Le président de la République, M. Abdelmadjid Tebboune, a accordé une entrevue périodique aux représentants de la presse nationale, qui sera diffusée, lundi soir à 21h, sur les chaînes de Télévision et de Radio nationales.

Le chef de l’État a évoqué le sujet dans une entrevue avec des représentants de médias nationaux qui sera diffusée ce lundi 27 juillet par la télévision algérienne et dont la présidence de la République a diffusé des extraits.

Plusieurs questions de l’actualité nationale et internationale ont été abordées par le président de la République Abdelmadjid Tebboune dans son entrevue périodique avec des médias nationaux, à suivre ce lundi soir sur les médias audiovisuels publics.
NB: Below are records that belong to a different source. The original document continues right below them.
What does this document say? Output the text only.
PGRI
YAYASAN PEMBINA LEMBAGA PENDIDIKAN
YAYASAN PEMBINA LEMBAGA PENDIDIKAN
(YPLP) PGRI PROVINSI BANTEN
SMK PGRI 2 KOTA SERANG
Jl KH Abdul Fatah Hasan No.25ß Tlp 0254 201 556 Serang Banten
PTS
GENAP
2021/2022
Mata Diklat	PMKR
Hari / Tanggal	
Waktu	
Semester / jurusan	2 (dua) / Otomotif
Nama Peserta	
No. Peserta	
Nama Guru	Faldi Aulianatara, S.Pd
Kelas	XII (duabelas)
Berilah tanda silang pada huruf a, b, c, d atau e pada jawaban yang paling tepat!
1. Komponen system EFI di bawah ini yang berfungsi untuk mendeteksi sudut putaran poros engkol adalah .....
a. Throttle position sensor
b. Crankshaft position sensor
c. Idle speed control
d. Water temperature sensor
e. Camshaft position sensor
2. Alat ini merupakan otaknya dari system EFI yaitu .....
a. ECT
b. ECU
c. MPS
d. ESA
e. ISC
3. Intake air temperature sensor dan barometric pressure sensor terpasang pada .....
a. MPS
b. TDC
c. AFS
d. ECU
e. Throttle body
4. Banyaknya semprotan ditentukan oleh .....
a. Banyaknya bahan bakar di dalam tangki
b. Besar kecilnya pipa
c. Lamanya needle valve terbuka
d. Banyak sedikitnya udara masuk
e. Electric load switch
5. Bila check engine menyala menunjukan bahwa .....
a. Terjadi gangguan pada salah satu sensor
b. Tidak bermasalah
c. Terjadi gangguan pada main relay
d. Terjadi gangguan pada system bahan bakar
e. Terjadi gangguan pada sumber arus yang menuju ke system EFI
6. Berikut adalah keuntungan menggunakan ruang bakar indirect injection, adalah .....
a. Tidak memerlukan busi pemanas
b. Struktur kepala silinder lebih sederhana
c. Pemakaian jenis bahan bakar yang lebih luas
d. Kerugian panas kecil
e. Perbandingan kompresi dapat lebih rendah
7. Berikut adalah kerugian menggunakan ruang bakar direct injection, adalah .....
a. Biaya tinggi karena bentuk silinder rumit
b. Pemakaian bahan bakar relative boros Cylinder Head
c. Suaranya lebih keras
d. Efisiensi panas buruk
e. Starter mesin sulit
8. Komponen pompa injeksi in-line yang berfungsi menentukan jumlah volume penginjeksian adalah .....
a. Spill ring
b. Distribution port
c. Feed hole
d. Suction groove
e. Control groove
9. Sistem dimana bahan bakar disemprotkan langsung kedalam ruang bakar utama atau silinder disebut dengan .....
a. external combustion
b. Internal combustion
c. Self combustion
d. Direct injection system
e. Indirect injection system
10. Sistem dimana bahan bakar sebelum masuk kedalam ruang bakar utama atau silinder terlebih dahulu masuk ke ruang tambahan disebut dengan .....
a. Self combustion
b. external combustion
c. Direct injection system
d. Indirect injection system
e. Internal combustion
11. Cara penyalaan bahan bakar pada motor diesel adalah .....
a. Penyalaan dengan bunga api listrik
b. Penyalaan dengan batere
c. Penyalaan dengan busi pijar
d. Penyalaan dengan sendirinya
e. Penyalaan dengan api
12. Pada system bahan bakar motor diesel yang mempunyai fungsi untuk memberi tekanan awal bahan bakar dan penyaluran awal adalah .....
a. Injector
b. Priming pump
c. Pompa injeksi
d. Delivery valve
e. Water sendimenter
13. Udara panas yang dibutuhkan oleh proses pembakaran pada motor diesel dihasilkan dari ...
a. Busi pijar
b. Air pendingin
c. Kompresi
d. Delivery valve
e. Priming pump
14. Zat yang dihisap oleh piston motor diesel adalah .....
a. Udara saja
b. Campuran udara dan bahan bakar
Selon des extraits diffusés par la Présidence de la République, alors que l’Algérie et la France ont entamé un processus de sortie de crise, la question des visas est revenue au-devant de la scène suite à des déclarations faites par l’ambassadeur de France en Algérie.

Le 14 juillet dernier, l’Ambassadeur français Stéphane Romatet a évoqué un probable retour au niveau des délivrances d’avant la crise, qui était de 250 000 visas par an. Ces déclarations ont suscité une levée de boucliers chez la droite et l’extrême-droite française, faisant même réagir le Quai d’Orsay et l’Elysée.

« Il n’y a aucun objectif chiffré en matière de visas », a indiqué le président Emmanuel Macron en conseil des ministres mercredi 22 juillet, tandis que son ministre des affaires étrangères, Jean-Noël Barrot, a réitéré devant le parlement qu’ « il n’y a aucun objectif chiffré » et que la politique du gouvernement « ne répond à aucune logique de volume ou de quotas ».

Dans les débats en France la question des visas est abordée comme s’il s’agissait d’une revendication algérienne dans le cadre des discussions pour la relance de la relation bilatérale. D’où cette mise au point ferme du président Tebboune.

Face à des représentants de médias nationaux, le président de la République a tenu à réaffirmer « trois choses », pour les Algériens, « avant nos amis français ». « Le président algérien n’a jamais demandé un quota de visas, un nombre de visas ou parlé de visas » avec la France, a-t-il assuré. « Deuxièmement, a poursuivi le chef de l’Etat à propos du dossier mémoriel, je n’ai jamais demandé d’excuses, je n’ai jamais demandé d’indemnisation. »  « L’Algérie ne fera jamais la manche », a-t-il encore assuré.